Hoca bu konuyu niye açtı

HERKÜL adlı internet sitesinde, 6 Nisan 2009 günü, bir mülakat yayınlandı.

Mülakat yapılan kişi Fethullah Gülen Hoca.

Yöneltilen ilginç bir soru var:

"Seçim sürecinde irtica meselesi hiç gündeme gelmedi. Bu açıdan, artık Türkiye’de irtica oyununun sona erdiği söylenebilir mi? İrtica geri döner mi?"

Fethullah Gülen Hoca şu cevabı veriyor:

"Dün olduğu gibi bundan sonra da, dışardan da beslenen bazı şer odakları en samimi müminleri ve hakiki Müslümanları terörist gibi göstererek irtica yaygarası koparabilirler."

Bu seçimde gerçekten AKP "din faktörünü", CHP ve DSP de "irtica" faktörünü hiç koz olarak kullanmadı.

Ne türbandan söz edildi, ne imam hatip lisesinden, ne de "Müslüman cumhurbaşkanı seçmek"ten.

O yüzden çok merak ettim.

Hoca durup dururken, bu konuyu niye yine gündeme getirdi?

Ortada fol yok, yumurta yok.

Neden böyle bir uyarı ihtiyacı duydu?

Yani bunu laikler kaşımazken, Fethullah Gülen niye kaşıdı?

Merak edip, Hoca’ya çok yakın bir kişiye sordum.

Onun izahı şöyle.

Son 2 yılda özellikle Güneydoğu Anadolu’da, Hizbullah’a bağlı kişiler, Fethulah Gülen adına hareket ettikleri izlenimi yayıyorlarmış.

Evlerine Said-i Nursi’nin, Fethullah Gülen’in resimlerini asıp, polis geldiğinde "Buraları Işık Evleri" diyorlarmış.

Gülen bundan rahatsız olmuş.

Hoca, mülakatta "Hizbullah"ın adını hiç telaffuz etmiyor, ama 28 Şubat sürecinde bazı kişilerin "Allah’ın ordusunun eriymiş gibi sahne aldığını" belirterek, araya mesafesini koyuyor.

Yani Hoca’ya yakın kişinin söylediğine güvenirsek, bu sözlerin adresi, "laik çevreler" değil, "Hizbullah" üzerinden iş yapmaya çalışanlar.

* * *

Seçim öncesinden itibaren, laik kesimin makul insanları ve siyasetçileri, eski alışkanlıklarını bir kenara bıraktı.

Nitekim seçimde bu temalar hemen hiç işlenmedi.

Medya da bu konuyu kaşıyacak konulardan uzak durdu.

Ancak son günlerde Avrupa’dan başka sesler gelmeye başladı.
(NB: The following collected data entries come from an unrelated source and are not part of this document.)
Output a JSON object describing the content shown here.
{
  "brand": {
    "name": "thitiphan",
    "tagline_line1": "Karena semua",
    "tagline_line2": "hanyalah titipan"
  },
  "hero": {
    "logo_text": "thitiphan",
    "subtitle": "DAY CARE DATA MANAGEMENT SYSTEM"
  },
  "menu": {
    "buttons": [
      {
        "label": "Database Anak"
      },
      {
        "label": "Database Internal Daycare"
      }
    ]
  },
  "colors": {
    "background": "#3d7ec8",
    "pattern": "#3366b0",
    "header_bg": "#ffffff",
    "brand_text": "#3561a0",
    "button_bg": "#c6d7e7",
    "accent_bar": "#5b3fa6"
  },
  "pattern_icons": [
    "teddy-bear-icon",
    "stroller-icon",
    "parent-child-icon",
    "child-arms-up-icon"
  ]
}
Mesela Fransa Dışişleri Bakanı Kouchner’in "Artık Türkiye’nin AB üyeliğini desteklemiyorum" sözleri çok önemli ve çarpıcıydı.

Düne kadar Sarkozy’den farklı düşünen bakan niye böyle bir noktaya geldi?

Gerekçesi şu:

"Erdoğan’ın Rasmussen inadı şaşırttı. Türkiye’de din pekiştirilip, laiklik vurgusu zayıflatılıyor."
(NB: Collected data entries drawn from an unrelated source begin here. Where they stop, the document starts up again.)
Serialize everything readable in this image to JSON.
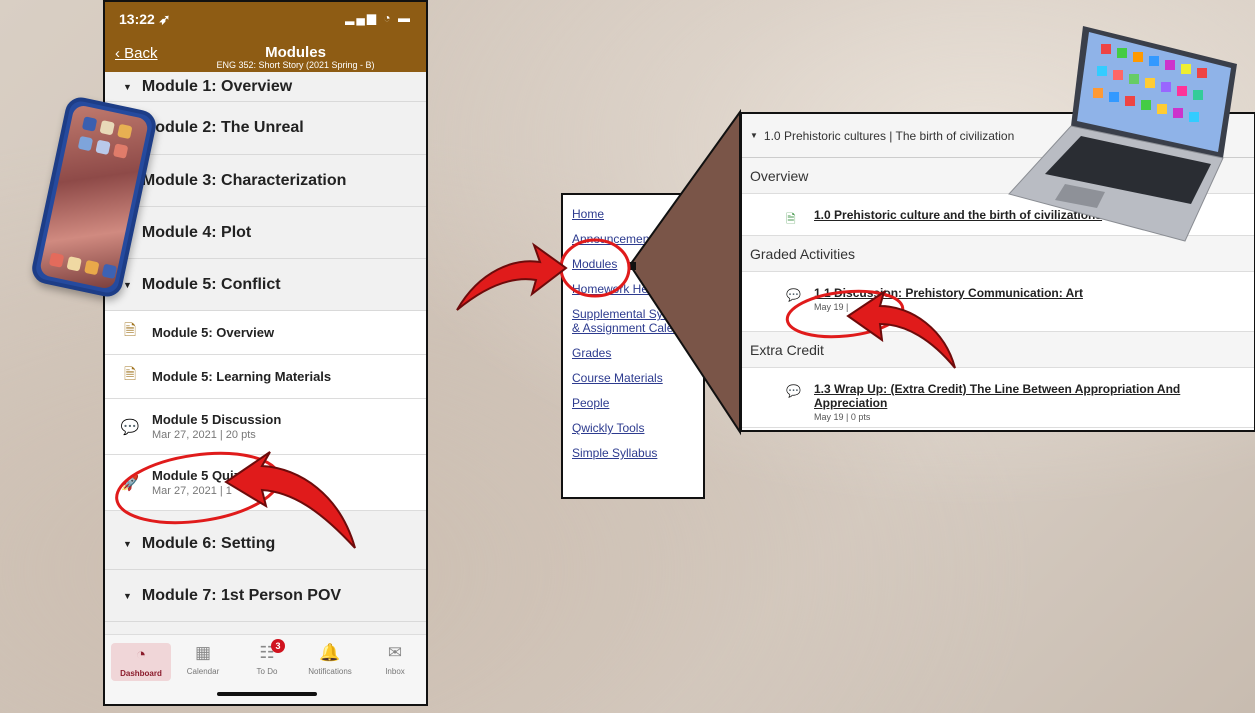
{
  "phone": {
    "status_time": "13:22 ➶",
    "status_icons": "▂▄▆ ◔ ▬",
    "back_label": "Back",
    "nav_title": "Modules",
    "nav_subtitle": "ENG 352: Short Story (2021 Spring - B)",
    "modules": [
      "Module 1: Overview",
      "Module 2: The Unreal",
      "Module 3: Characterization",
      "Module 4: Plot",
      "Module 5: Conflict",
      "Module 6: Setting",
      "Module 7: 1st Person POV"
    ],
    "items": [
      {
        "title": "Module 5: Overview",
        "icon": "page-icon"
      },
      {
        "title": "Module 5: Learning Materials",
        "icon": "page-icon"
      },
      {
        "title": "Module 5 Discussion",
        "meta": "Mar 27, 2021 | 20 pts",
        "icon": "discussion-icon"
      },
      {
        "title": "Module 5 Quiz",
        "meta": "Mar 27, 2021 | 1",
        "icon": "rocket-icon"
      }
    ],
    "tabs": [
      {
        "label": "Dashboard",
        "icon": "dashboard-icon"
      },
      {
        "label": "Calendar",
        "icon": "calendar-icon"
      },
      {
        "label": "To Do",
        "icon": "todo-icon",
        "badge": "3"
      },
      {
        "label": "Notifications",
        "icon": "bell-icon"
      },
      {
        "label": "Inbox",
        "icon": "envelope-icon"
      }
    ]
  },
  "course_nav": {
    "links": [
      "Home",
      "Announcements",
      "Modules",
      "Homework Help",
      "Supplemental Syllabus & Assignment Calendar",
      "Grades",
      "Course Materials",
      "People",
      "Qwickly Tools",
      "Simple Syllabus"
    ]
  },
  "desktop": {
    "module_title": "1.0 Prehistoric cultures | The birth of civilization",
    "sections": [
      {
        "title": "Overview",
        "items": [
          {
            "title": "1.0 Prehistoric culture and the birth of civilizations",
            "icon": "page-icon"
          }
        ]
      },
      {
        "title": "Graded Activities",
        "items": [
          {
            "title": "1.1 Discussion: Prehistory Communication: Art",
            "meta": "May 19 |",
            "icon": "discussion-icon"
          }
        ]
      },
      {
        "title": "Extra Credit",
        "items": [
          {
            "title": "1.3 Wrap Up: (Extra Credit) The Line Between Appropriation And Appreciation",
            "meta": "May 19 | 0 pts",
            "icon": "discussion-icon"
          }
        ]
      }
    ]
  },
  "colors": {
    "canvas_header": "#8e5c14",
    "annotation_red": "#e01b1b",
    "link_blue": "#2d3b8f",
    "connector_brown": "#7a5548"
  }
}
"Canım ne olacak alt tarafı bir bakan"
deyip geçemezsiniz.

Bir ülke ile ilgili algılar böyle değişiyor.

Nitekim bundan 24 saat sonra bu defa İngiliz "Independent" gazetesinden ikinci bir şok geliyor.

Gazete, Obama’yı dinleyen öğrenciler arasında hiç türbanlı kızın bulunmamasını yorumlarken, "Bu fotoğraf sizi aldatmasın.

Çünkü Türkiye’de laiklik zayıflıyor"
diyor.

Bu görüşler giderek yaygınlaşır mı bilemem.

Ancak yaygınlaştığı takdirde lehimize olmaz.

O nedenle, AKP seçim sonuçlarını değerlendirirken, bu muhtemel gelişmeyi de dikkate almalı diye düşünüyorum.

* * *

Ama AKP tek başına bu algıyı değiştiremez.

Bunun için Meclis’te ve toplumda güçlü bir mutabakatın oluşması gerekir.

Eğer önümüzdeki günlerde anayasa değişikliği veya yeni anayasa gündeme gelirse, bu konu üzerinde hepimiz dikkatle düşünmeliyiz.

Çünkü bu ülke hepimizin ve Avrupa Birliği üyeliği birinci öncelikli hedefimiz.

Biz Avrupa’yı eleştirirken, "AB bir Hıristiyan kulübü değildir" diyorsak, Müslümanlığa ait konuları gündeme getirirken de aynı hassasiyeti göstermeliyiz.

Yavaş yavaş içerde bir uzlaşmaya doğru giderken, dışarıda yol kazasına uğramayalım diyorum.